Now, even if I too had the privilege to be present in that Malacañang Palace meeting, I would not have believed Marcos at the time. I would have seen the declaration of martial law in the same way that most people saw it — Marcos’s last card to retain power after 1973 when his second term would have expired.
But I am older now and I’d like to think — much wiser. And not only that, we also have the benefit today of knowing and appreciating other facts that have since surfaced to shed light on US actions during the 1960s all the way to the end of the Cold War and beyond.
Let me be clear on this issue — I do not believe that what Marcos told former Speaker Pepito Laurel was the whole truth. Simply put, it takes two to tango. I do believe that the US wanted to install a dictator here just as Marcos himself wanted to be that dictator.

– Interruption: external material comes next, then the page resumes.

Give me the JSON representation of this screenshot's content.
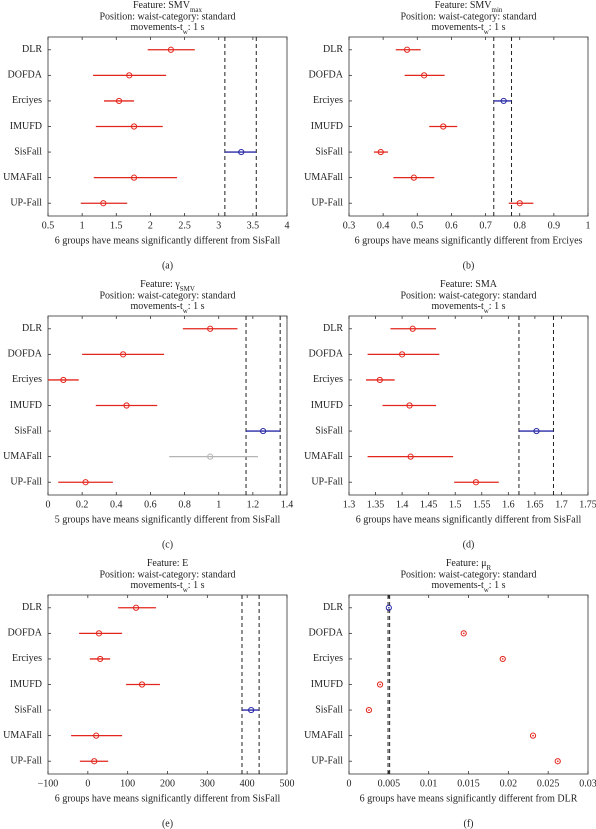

So I suppose now you’ll ask: Just why would the US, which prides itself as a shining light of democracy in the world, want to install a dictatorship in the Philippines — its then showcase of US-style democracy in Asia?
Why — it is because of the then great American fear of the Domino Theory happening in Asia after the US lost South Vietnam to the Communists.
The Domino Theory is the great US fear of the spread of Communism — that the fall of one State in a region could trigger the fall of other States into Communist hands. The Domino Theory is not only confined to Asia. The fear is also experienced in the Americas, in Central and South America.
In Asia, Communism expanded from China to North Korea, Vietnam, Cambodia and Laos. In the Americas, it took its roots in Cuba when Fidel Castro ousted US-backed dictator Fulgencio Batista and then was poised to export the ideology to Central and South America with Che Guevara as point man.

For a supposed ‘shining light of democracy’ in the world, it is unbelievable how many dictators — many of them murdering tyrants — the US has supported. It is also no coincidence that many of these dictatorships were during the 1960s and 1970s which was the height of the Cold War.
To rattle off some of these US-supported dictators, there were Papa Doc and Baby Doc Duvalier of Haiti, Pinochet of Chile, Somoza of Nicaragua, Videla of Argentina, Sadat and Mubarak of Egypt, Stroessner of Paraguay, the Shah of Iran, Banzer of Bolivia, Noriega of Panama, Trujillo of the Dominican Republic, Branco of Brazil, Armas of Guatemala, Batista of Cuba, Park of South Korea, Suharto of Indonesia and not the least of all — Marcos of the Philippines.
This practice of supporting dictators is best summed up by US President Franklin D. Roosevelt who said: “He may be a son-of-a-bitch but he’s our son-of-a-bitch.”
There is a truism in politics that is very similar to the economic law of supply and demand. This political truism states that as a country becomes poor, it tends to veer Left and when it becomes richer — it tends to veer Right.

It is easy to see that most of the countries where the US supported dictators were poor or have large segments of their population living below the poverty line. It was natural at the time (few would buy Communism now) for these countries to become attracted to the siren song of Communism or at the very least favor a system of government with a Socialist slant (though not necessarily Communist).
Nowadays, there is no longer such an ideological fight between the US and China (and Russia). Both China and Russia are now enjoying capitalist booms although China continues to be governed via the single party Communist system.
However, the US preference for dictators is not just confined to the fight against Communism. The US will create and support any dictator who can serve its geopolitical agenda.
The US and China, both superpowers, are now locked in a desperate race for the last remaining sources of energy. And we Filipinos are right in the middle of that eventual superpower confrontation as the Spratlys and the South China Sea are being targeted by both superpowers for its vast reserves of oil and gas.